Чудовище рухнуло, и Акхеймион, ликуя, слетел вниз, уверенный, что они одолели его. Но оно, грохнувшись набок, замолотило в воздухе лапами. Потом подняло обгоревшую морду, с жалким ворчанием принюхалось. И безошибочно направилось к выходу.
Бросившись, как змея, он пробился сквозь заслон их чар, вырвался наружу в бледно мерцающие полости.

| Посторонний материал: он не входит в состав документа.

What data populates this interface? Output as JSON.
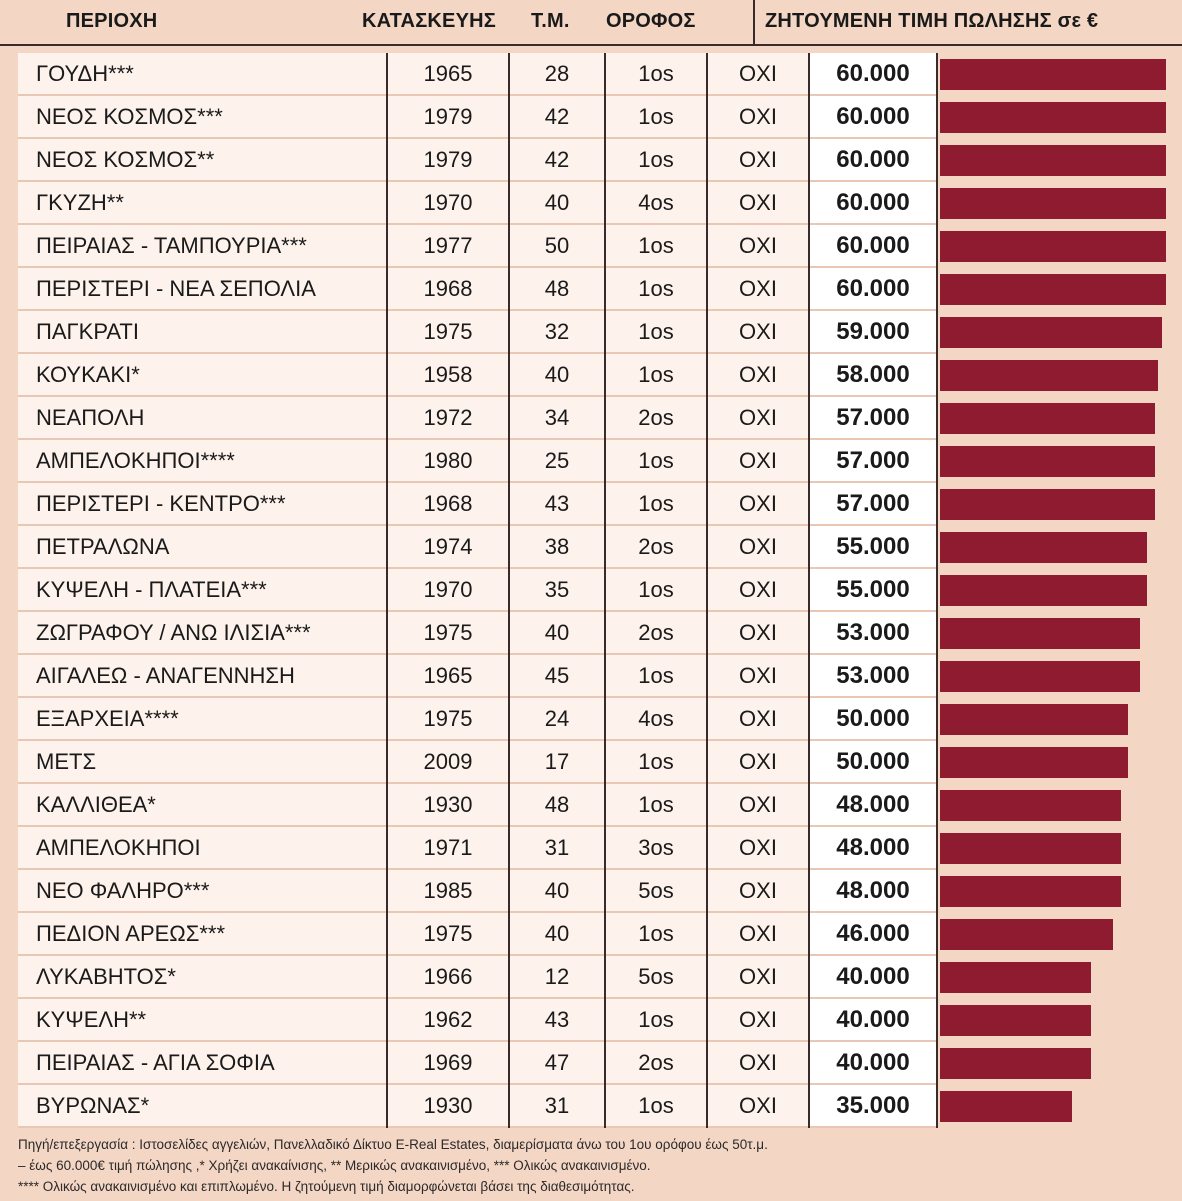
{
  "header": {
    "area": "ΠΕΡΙΟΧΗ",
    "year": "ΚΑΤΑΣΚΕΥΗΣ",
    "sqm": "Τ.Μ.",
    "floor": "ΟΡΟΦΟΣ",
    "price": "ΖΗΤΟΥΜΕΝΗ ΤΙΜΗ ΠΩΛΗΣΗΣ σε €"
  },
  "chart_data": {
    "type": "bar",
    "orientation": "horizontal",
    "value_max": 60000,
    "bar_color": "#8e1b2f",
    "rows": [
      {
        "area": "ΓΟΥΔΗ***",
        "year": "1965",
        "sqm": "28",
        "floor": "1os",
        "renovation": "ΟΧΙ",
        "price_label": "60.000",
        "price": 60000
      },
      {
        "area": "ΝΕΟΣ ΚΟΣΜΟΣ***",
        "year": "1979",
        "sqm": "42",
        "floor": "1os",
        "renovation": "ΟΧΙ",
        "price_label": "60.000",
        "price": 60000
      },
      {
        "area": "ΝΕΟΣ ΚΟΣΜΟΣ**",
        "year": "1979",
        "sqm": "42",
        "floor": "1os",
        "renovation": "ΟΧΙ",
        "price_label": "60.000",
        "price": 60000
      },
      {
        "area": "ΓΚΥΖΗ**",
        "year": "1970",
        "sqm": "40",
        "floor": "4os",
        "renovation": "ΟΧΙ",
        "price_label": "60.000",
        "price": 60000
      },
      {
        "area": "ΠΕΙΡΑΙΑΣ - ΤΑΜΠΟΥΡΙΑ***",
        "year": "1977",
        "sqm": "50",
        "floor": "1os",
        "renovation": "ΟΧΙ",
        "price_label": "60.000",
        "price": 60000
      },
      {
        "area": "ΠΕΡΙΣΤΕΡΙ - ΝΕΑ ΣΕΠΟΛΙΑ",
        "year": "1968",
        "sqm": "48",
        "floor": "1os",
        "renovation": "ΟΧΙ",
        "price_label": "60.000",
        "price": 60000
      },
      {
        "area": "ΠΑΓΚΡΑΤΙ",
        "year": "1975",
        "sqm": "32",
        "floor": "1os",
        "renovation": "ΟΧΙ",
        "price_label": "59.000",
        "price": 59000
      },
      {
        "area": "ΚΟΥΚΑΚΙ*",
        "year": "1958",
        "sqm": "40",
        "floor": "1os",
        "renovation": "ΟΧΙ",
        "price_label": "58.000",
        "price": 58000
      },
      {
        "area": "ΝΕΑΠΟΛΗ",
        "year": "1972",
        "sqm": "34",
        "floor": "2os",
        "renovation": "ΟΧΙ",
        "price_label": "57.000",
        "price": 57000
      },
      {
        "area": "ΑΜΠΕΛΟΚΗΠΟΙ****",
        "year": "1980",
        "sqm": "25",
        "floor": "1os",
        "renovation": "ΟΧΙ",
        "price_label": "57.000",
        "price": 57000
      },
      {
        "area": "ΠΕΡΙΣΤΕΡΙ - ΚΕΝΤΡΟ***",
        "year": "1968",
        "sqm": "43",
        "floor": "1os",
        "renovation": "ΟΧΙ",
        "price_label": "57.000",
        "price": 57000
      },
      {
        "area": "ΠΕΤΡΑΛΩΝΑ",
        "year": "1974",
        "sqm": "38",
        "floor": "2os",
        "renovation": "ΟΧΙ",
        "price_label": "55.000",
        "price": 55000
      },
      {
        "area": "ΚΥΨΕΛΗ - ΠΛΑΤΕΙΑ***",
        "year": "1970",
        "sqm": "35",
        "floor": "1os",
        "renovation": "ΟΧΙ",
        "price_label": "55.000",
        "price": 55000
      },
      {
        "area": "ΖΩΓΡΑΦΟΥ / ΑΝΩ ΙΛΙΣΙΑ***",
        "year": "1975",
        "sqm": "40",
        "floor": "2os",
        "renovation": "ΟΧΙ",
        "price_label": "53.000",
        "price": 53000
      },
      {
        "area": "ΑΙΓΑΛΕΩ - ΑΝΑΓΕΝΝΗΣΗ",
        "year": "1965",
        "sqm": "45",
        "floor": "1os",
        "renovation": "ΟΧΙ",
        "price_label": "53.000",
        "price": 53000
      },
      {
        "area": "ΕΞΑΡΧΕΙΑ****",
        "year": "1975",
        "sqm": "24",
        "floor": "4os",
        "renovation": "ΟΧΙ",
        "price_label": "50.000",
        "price": 50000
      },
      {
        "area": "ΜΕΤΣ",
        "year": "2009",
        "sqm": "17",
        "floor": "1os",
        "renovation": "ΟΧΙ",
        "price_label": "50.000",
        "price": 50000
      },
      {
        "area": "ΚΑΛΛΙΘΕΑ*",
        "year": "1930",
        "sqm": "48",
        "floor": "1os",
        "renovation": "ΟΧΙ",
        "price_label": "48.000",
        "price": 48000
      },
      {
        "area": "ΑΜΠΕΛΟΚΗΠΟΙ",
        "year": "1971",
        "sqm": "31",
        "floor": "3os",
        "renovation": "ΟΧΙ",
        "price_label": "48.000",
        "price": 48000
      },
      {
        "area": "ΝΕΟ ΦΑΛΗΡΟ***",
        "year": "1985",
        "sqm": "40",
        "floor": "5os",
        "renovation": "ΟΧΙ",
        "price_label": "48.000",
        "price": 48000
      },
      {
        "area": "ΠΕΔΙΟΝ ΑΡΕΩΣ***",
        "year": "1975",
        "sqm": "40",
        "floor": "1os",
        "renovation": "ΟΧΙ",
        "price_label": "46.000",
        "price": 46000
      },
      {
        "area": "ΛΥΚΑΒΗΤΟΣ*",
        "year": "1966",
        "sqm": "12",
        "floor": "5os",
        "renovation": "ΟΧΙ",
        "price_label": "40.000",
        "price": 40000
      },
      {
        "area": "ΚΥΨΕΛΗ**",
        "year": "1962",
        "sqm": "43",
        "floor": "1os",
        "renovation": "ΟΧΙ",
        "price_label": "40.000",
        "price": 40000
      },
      {
        "area": "ΠΕΙΡΑΙΑΣ - ΑΓΙΑ ΣΟΦΙΑ",
        "year": "1969",
        "sqm": "47",
        "floor": "2os",
        "renovation": "ΟΧΙ",
        "price_label": "40.000",
        "price": 40000
      },
      {
        "area": "ΒΥΡΩΝΑΣ*",
        "year": "1930",
        "sqm": "31",
        "floor": "1os",
        "renovation": "ΟΧΙ",
        "price_label": "35.000",
        "price": 35000
      }
    ]
  },
  "notes": [
    "Πηγή/επεξεργασία : Ιστοσελίδες αγγελιών, Πανελλαδικό Δίκτυο E-Real Estates, διαμερίσματα άνω του 1ου ορόφου έως 50τ.μ.",
    "– έως 60.000€ τιμή πώλησης ,* Χρήζει ανακαίνισης, ** Μερικώς ανακαινισμένο, *** Ολικώς ανακαινισμένο.",
    "**** Ολικώς ανακαινισμένο και επιπλωμένο. Η ζητούμενη τιμή διαμορφώνεται βάσει της διαθεσιμότητας."
  ]
}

Они кинулись к пролому и очутились будто в жерле опрокинутой башни. Но дракон оказался гораздо быстрее: с далекого неба до них донесся его пронзительный вой. Они начали взбираться, кашляя и задыхаясь, и выбрались в кольцо Турели. Щурясь, выбрались на полуденный свет. У старого колдуна сердце выпрыгивало из груди, когда он наконец добрался доверху.
Ваттит метался на свету, раскидывая деревья и тучи грязи. Он отскакивал от стен Библиотеки и падал в заросли. Трещали стволы и ветви. В ореоле пыли задрожали и скрылись кроны деревьев. Чудовище, плюясь огнем, издавало оглушительные вопли, которые гвоздями впивались в уши.